The Pakistani army, backed by international aid agencies and U.S. helicopters, on Monday expedited efforts to provide warm clothes, winterized tents and blankets to quake survivors on northern mountaintops, an army spokesman said. Forecasters warned that the season's snow and rain would lash quake-hit areas in Kashmir and northwestern Pakistan this week. Dozens of foreign and local aid agencies have been helping provide food, shelter and other relief items since the Oct. 8 quake struck the country, killing an estimated 87,000 and leaving 3.5 million homeless, many of them living in donated tents.
Forecasters said rain and snow will start falling at mountaintops as early as Tuesday night, bringing down the temperature well below freezing and causing more problems for survivors.

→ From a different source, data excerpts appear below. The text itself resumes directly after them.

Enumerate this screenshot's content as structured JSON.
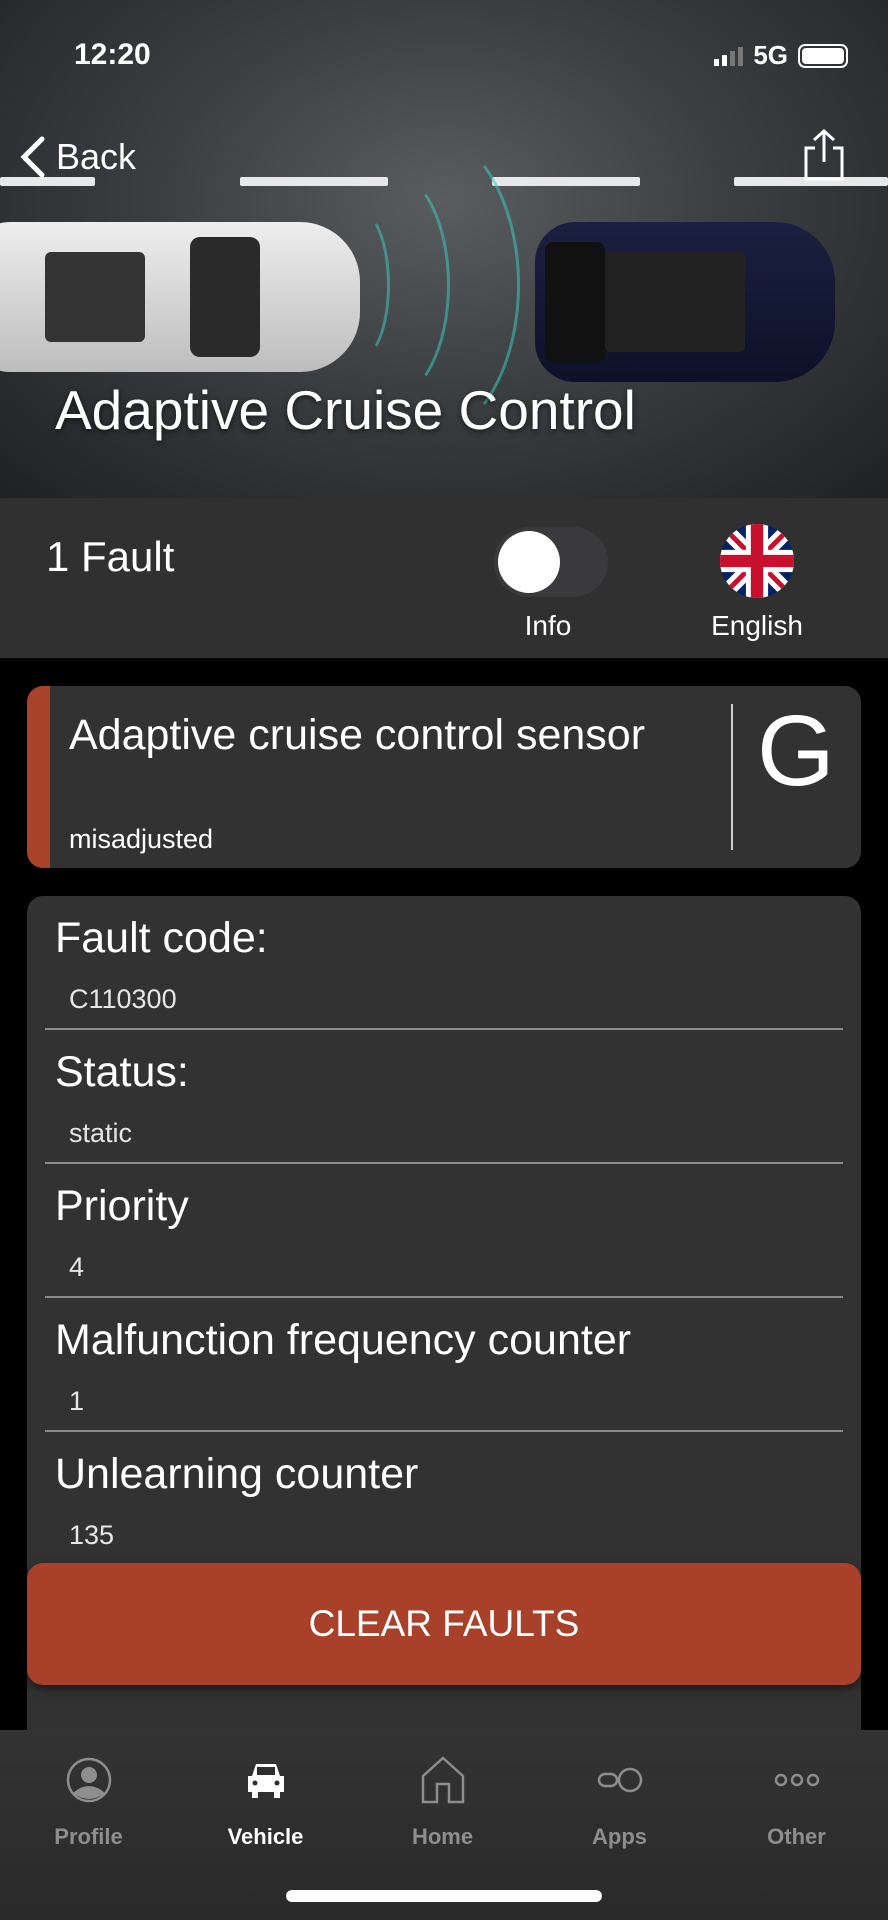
{
  "status_bar": {
    "time": "12:20",
    "network": "5G"
  },
  "header": {
    "back_label": "Back",
    "title": "Adaptive Cruise Control"
  },
  "fault_bar": {
    "count_label": "1 Fault",
    "info_toggle_label": "Info",
    "info_toggle_on": false,
    "language_label": "English"
  },
  "fault_card": {
    "title": "Adaptive cruise control sensor",
    "subtitle": "misadjusted",
    "translate_icon": "google-g-icon",
    "accent_color": "#a8432a"
  },
  "details": [
    {
      "label": "Fault code:",
      "value": "C110300"
    },
    {
      "label": "Status:",
      "value": "static"
    },
    {
      "label": "Priority",
      "value": "4"
    },
    {
      "label": "Malfunction frequency counter",
      "value": "1"
    },
    {
      "label": "Unlearning counter",
      "value": "135"
    }
  ],
  "clear_button": {
    "label": "CLEAR FAULTS",
    "color": "#a8402a"
  },
  "tabs": [
    {
      "label": "Profile",
      "icon": "profile-icon"
    },
    {
      "label": "Vehicle",
      "icon": "car-icon",
      "active": true
    },
    {
      "label": "Home",
      "icon": "home-icon"
    },
    {
      "label": "Apps",
      "icon": "apps-icon"
    },
    {
      "label": "Other",
      "icon": "more-icon"
    }
  ]
}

Army spokesman Maj. Farooq Nasir said the military was using U.S. and its own helicopters to speed up delivery of aid, and that the operation would continue "even during rain and snow."

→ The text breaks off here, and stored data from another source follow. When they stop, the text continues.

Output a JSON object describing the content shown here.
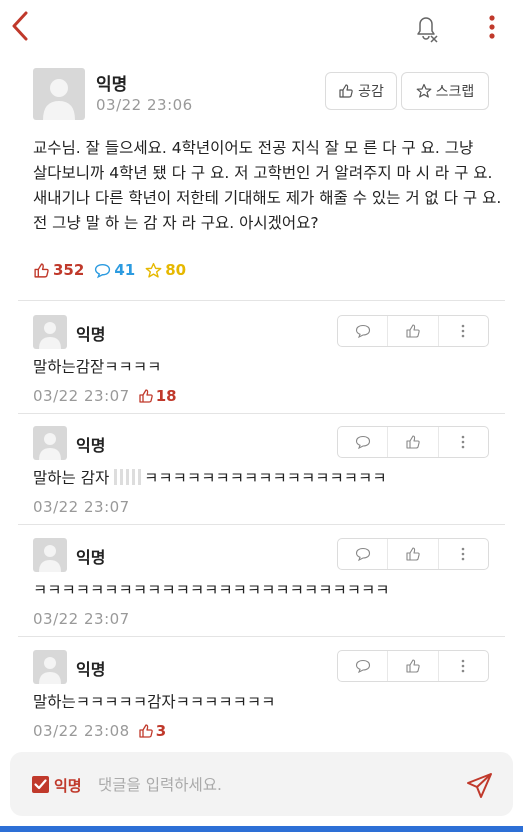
{
  "colors": {
    "accent": "#c0392b",
    "comment_blue": "#2c9be0",
    "scrap_yellow": "#e6b800",
    "muted": "#999999"
  },
  "icons": {
    "back": "chevron-left-icon",
    "bell": "bell-off-icon",
    "more": "vertical-dots-icon"
  },
  "post": {
    "author": "익명",
    "time": "03/22 23:06",
    "like_button": "공감",
    "scrap_button": "스크랩",
    "body": "교수님. 잘 들으세요. 4학년이어도 전공 지식 잘 모 른 다 구 요. 그냥 살다보니까 4학년 됐 다 구 요. 저 고학번인 거 알려주지 마 시 라 구 요. 새내기나 다른 학년이 저한테 기대해도 제가 해줄 수 있는 거 없 다 구 요. 전 그냥 말 하 는 감 자 라 구요. 아시겠어요?",
    "likes": "352",
    "comments": "41",
    "scraps": "80"
  },
  "comments": [
    {
      "author": "익명",
      "text": "말하는감잗ㅋㅋㅋㅋ",
      "time": "03/22 23:07",
      "likes": "18"
    },
    {
      "author": "익명",
      "text_before": "말하는 감자 ",
      "text_after": "ㅋㅋㅋㅋㅋㅋㅋㅋㅋㅋㅋㅋㅋㅋㅋㅋㅋ",
      "time": "03/22 23:07"
    },
    {
      "author": "익명",
      "text": "ㅋㅋㅋㅋㅋㅋㅋㅋㅋㅋㅋㅋㅋㅋㅋㅋㅋㅋㅋㅋㅋㅋㅋㅋㅋ",
      "time": "03/22 23:07"
    },
    {
      "author": "익명",
      "text": "말하는ㅋㅋㅋㅋㅋ감자ㅋㅋㅋㅋㅋㅋㅋ",
      "time": "03/22 23:08",
      "likes": "3"
    }
  ],
  "input": {
    "anon_label": "익명",
    "placeholder": "댓글을 입력하세요."
  }
}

"Other aid agencies, like the United Nations, UNHCR, UNICEF, World Food Program, ICRC and IOM, are also helping us in efforts to keep people warm, healthy and dry," he said. "We are also providing fiberglass shelters to people living on mountains tops."

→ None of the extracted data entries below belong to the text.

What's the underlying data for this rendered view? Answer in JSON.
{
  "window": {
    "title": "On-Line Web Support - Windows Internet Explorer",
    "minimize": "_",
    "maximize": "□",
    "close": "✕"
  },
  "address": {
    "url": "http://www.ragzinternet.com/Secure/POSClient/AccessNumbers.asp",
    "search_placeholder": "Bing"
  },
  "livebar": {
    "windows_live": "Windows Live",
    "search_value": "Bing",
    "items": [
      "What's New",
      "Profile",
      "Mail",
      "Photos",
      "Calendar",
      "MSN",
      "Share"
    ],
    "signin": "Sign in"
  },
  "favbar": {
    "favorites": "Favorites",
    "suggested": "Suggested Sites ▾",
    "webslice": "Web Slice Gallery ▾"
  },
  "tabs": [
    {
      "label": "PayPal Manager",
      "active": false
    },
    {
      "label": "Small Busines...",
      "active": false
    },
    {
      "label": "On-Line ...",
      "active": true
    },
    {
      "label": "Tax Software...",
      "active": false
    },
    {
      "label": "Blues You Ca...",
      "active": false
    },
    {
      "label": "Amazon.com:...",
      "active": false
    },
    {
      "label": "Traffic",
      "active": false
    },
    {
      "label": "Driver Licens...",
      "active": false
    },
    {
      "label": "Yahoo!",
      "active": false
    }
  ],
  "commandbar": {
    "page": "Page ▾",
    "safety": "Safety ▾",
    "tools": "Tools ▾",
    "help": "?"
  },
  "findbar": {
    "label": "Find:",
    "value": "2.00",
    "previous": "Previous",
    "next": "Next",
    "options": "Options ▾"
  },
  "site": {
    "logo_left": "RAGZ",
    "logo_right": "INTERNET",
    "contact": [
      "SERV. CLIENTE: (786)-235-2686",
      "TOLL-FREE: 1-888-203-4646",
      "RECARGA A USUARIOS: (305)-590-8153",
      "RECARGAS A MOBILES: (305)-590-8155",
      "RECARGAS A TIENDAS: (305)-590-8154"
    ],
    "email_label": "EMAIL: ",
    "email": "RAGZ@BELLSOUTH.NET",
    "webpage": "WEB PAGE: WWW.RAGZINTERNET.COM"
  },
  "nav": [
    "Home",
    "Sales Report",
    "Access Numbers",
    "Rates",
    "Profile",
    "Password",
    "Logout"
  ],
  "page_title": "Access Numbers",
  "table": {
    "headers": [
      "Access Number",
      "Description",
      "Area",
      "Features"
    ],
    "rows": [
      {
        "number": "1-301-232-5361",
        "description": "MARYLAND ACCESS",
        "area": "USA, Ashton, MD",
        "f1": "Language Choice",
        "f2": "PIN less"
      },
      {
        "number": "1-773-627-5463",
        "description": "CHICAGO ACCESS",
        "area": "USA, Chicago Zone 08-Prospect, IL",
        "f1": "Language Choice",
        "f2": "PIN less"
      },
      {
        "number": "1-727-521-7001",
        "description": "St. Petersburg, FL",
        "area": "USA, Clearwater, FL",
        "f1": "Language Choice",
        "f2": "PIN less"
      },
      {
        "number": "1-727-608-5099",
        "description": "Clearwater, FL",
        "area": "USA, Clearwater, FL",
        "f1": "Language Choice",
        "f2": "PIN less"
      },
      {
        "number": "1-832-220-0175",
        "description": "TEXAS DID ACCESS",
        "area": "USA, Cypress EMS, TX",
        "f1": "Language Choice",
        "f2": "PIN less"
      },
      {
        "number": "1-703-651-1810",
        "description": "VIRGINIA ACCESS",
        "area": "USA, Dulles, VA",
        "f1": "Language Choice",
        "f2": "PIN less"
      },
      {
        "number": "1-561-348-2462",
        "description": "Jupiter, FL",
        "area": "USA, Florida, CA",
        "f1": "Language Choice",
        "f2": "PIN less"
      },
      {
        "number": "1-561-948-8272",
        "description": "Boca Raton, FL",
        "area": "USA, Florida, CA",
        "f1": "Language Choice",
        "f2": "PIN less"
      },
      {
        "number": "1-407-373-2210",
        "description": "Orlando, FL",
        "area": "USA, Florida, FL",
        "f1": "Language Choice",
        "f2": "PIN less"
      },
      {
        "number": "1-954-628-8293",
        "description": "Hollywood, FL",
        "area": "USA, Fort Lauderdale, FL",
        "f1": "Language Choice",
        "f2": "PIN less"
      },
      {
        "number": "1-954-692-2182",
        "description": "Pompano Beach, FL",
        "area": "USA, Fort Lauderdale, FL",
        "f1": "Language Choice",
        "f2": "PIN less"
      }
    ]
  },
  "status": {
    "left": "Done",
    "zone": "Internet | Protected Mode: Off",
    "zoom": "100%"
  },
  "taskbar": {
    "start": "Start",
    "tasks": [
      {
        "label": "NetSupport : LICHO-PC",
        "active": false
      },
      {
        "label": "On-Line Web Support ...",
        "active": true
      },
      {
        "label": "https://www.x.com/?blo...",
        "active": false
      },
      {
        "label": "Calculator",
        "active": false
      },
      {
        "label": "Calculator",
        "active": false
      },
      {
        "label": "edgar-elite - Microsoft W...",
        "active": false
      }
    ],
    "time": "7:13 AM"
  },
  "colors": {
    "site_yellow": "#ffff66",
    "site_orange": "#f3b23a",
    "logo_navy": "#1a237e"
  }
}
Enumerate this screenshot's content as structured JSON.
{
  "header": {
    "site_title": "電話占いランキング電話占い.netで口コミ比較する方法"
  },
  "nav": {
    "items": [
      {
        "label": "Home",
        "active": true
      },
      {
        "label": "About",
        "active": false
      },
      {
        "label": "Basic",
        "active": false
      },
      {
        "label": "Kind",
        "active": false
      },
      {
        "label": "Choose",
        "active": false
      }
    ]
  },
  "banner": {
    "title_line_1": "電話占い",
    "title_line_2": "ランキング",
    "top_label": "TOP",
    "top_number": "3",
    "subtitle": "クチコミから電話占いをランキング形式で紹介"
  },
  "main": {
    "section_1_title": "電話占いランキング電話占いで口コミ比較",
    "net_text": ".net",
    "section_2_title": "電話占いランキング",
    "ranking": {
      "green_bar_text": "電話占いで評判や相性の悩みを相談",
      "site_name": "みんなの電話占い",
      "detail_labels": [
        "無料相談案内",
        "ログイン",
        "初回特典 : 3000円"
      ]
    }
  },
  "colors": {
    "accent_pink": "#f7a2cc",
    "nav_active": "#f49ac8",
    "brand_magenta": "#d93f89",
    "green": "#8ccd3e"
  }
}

"We are fully prepared to do it," he said. Darren Boisvert, spokesman for the International Organization of Migration, or IOM, said the bad weather could hamper relief activities in the quake zone.
"When the helicopters cannot fly ... the window of opportunity will be closed," he told The Associated Press. Jan Vandemoortele, the U.N.'s humanitarian aid coordinator for quake-hit Pakistan, warned Sunday that the onset of snow and rain could cause unrest in overcrowded camps, but insisted winter preparations were in place and appealed anew to donors to keep sending money, reports the AP. I.L.